Le test qui évite les faux équivalents
Face à toute annonce d’IA, une petite grille de lecture permet de résister au marketing par analogie. Elle s’applique à Wudao, mais aussi à chaque nouveau modèle présenté comme un rival, un clone ou un outil célèbre.
- Nommer l’objet. Est-ce un modèle, une application, une API, une suite d’outils, un agent ou une plateforme ?
- Regarder l’accès. S’agit-il d’un projet de laboratoire, d’un service ouvert, d’une offre pour entreprises ou d’une technologie réservée à des partenaires ?
- Identifier la tâche. Le système excelle-t-il en conversation, en recherche documentaire, en programmation, en image, en traduction ou dans une fonction métier précise ?
- Examiner l’interface.

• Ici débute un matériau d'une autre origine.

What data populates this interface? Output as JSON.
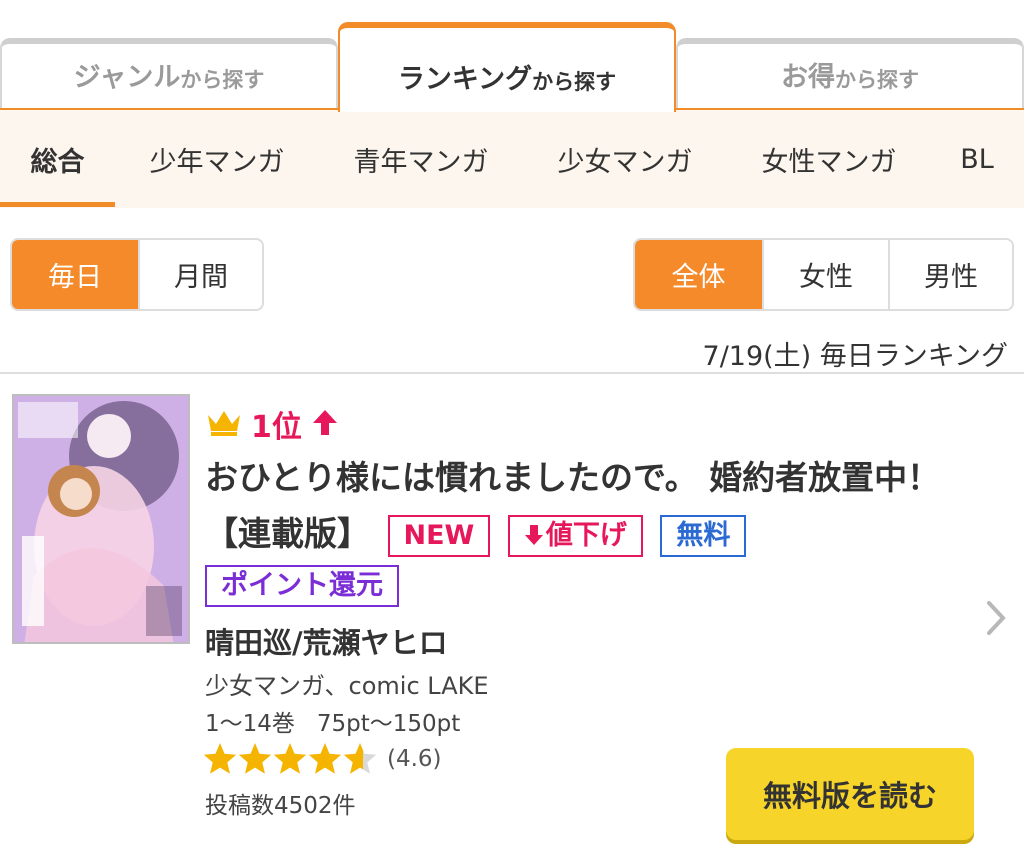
{
  "top_tabs": [
    {
      "main": "ジャンル",
      "suffix": "から探す"
    },
    {
      "main": "ランキング",
      "suffix": "から探す"
    },
    {
      "main": "お得",
      "suffix": "から探す"
    }
  ],
  "categories": [
    "総合",
    "少年マンガ",
    "青年マンガ",
    "少女マンガ",
    "女性マンガ",
    "BL"
  ],
  "period_toggle": [
    "毎日",
    "月間"
  ],
  "audience_toggle": [
    "全体",
    "女性",
    "男性"
  ],
  "ranking_date": "7/19(土) 毎日ランキング",
  "item": {
    "rank": "1位",
    "title": "おひとり様には慣れましたので。 婚約者放置中！ 【連載版】",
    "badges": {
      "new": "NEW",
      "price_down": "値下げ",
      "free": "無料",
      "point": "ポイント還元"
    },
    "author": "晴田巡/荒瀬ヤヒロ",
    "genre": "少女マンガ、comic LAKE",
    "volumes": "1〜14巻   75pt〜150pt",
    "rating": 4.6,
    "rating_text": "(4.6)",
    "reviews": "投稿数4502件",
    "read_button": "無料版を読む"
  },
  "colors": {
    "accent": "#f28c28",
    "rank": "#e6185b",
    "free": "#2b6ad2",
    "point": "#7b2ed6",
    "button": "#f7d429"
  },
  "icons": [
    "crown-icon",
    "rank-up-arrow-icon",
    "down-arrow-icon",
    "star-icon",
    "chevron-right-icon"
  ]
}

Une technologie peut être remarquable et rester difficile à employer ; l’expérience utilisateur n’est pas un détail.
- Demander des preuves d’usage. Les démonstrations sont-elles reproductibles ? Les limites sont-elles documentées ? Les erreurs sont-elles visibles ?
Cette méthode a une vertu : elle remplace la question paresseuse — « est-ce le X de tel pays ? » — par une question plus fertile : « pour qui, dans quel contexte et avec quelles limites cet outil a-t-il été conçu ? »
Wudao, un bon antidote aux récits trop rapides
Wudao n’a pas besoin d’être transformé en préfiguration exotique de ChatGPT pour être intéressant. Son importance tient précisément à ce qu’il révèle : la montée en puissance des très grands modèles hors de la Silicon Valley, le rôle central des infrastructures de calcul, et l’écart persistant entre une prouesse de recherche et un usage massif.
L’histoire de l’IA est souvent racontée comme une succession de vainqueurs instantanés. Un modèle apparaît, un record est annoncé, un nom circule, puis le récit se déplace vers le suivant. Or les transformations durables naissent rarement d’un seul modèle. Elles viennent de l’assemblage entre recherche, distribution, interfaces, coûts, confiance et habitudes de travail.
Le meilleur enseignement de Wudao est peut-être celui-ci : ne confondons pas le moteur, la voiture et le trajet. Un grand modèle peut être un jalon technique majeur sans devenir l’outil que le public adopte. Et un assistant devenu quotidien peut devoir son succès à bien plus qu’à la taille de son cerveau artificiel.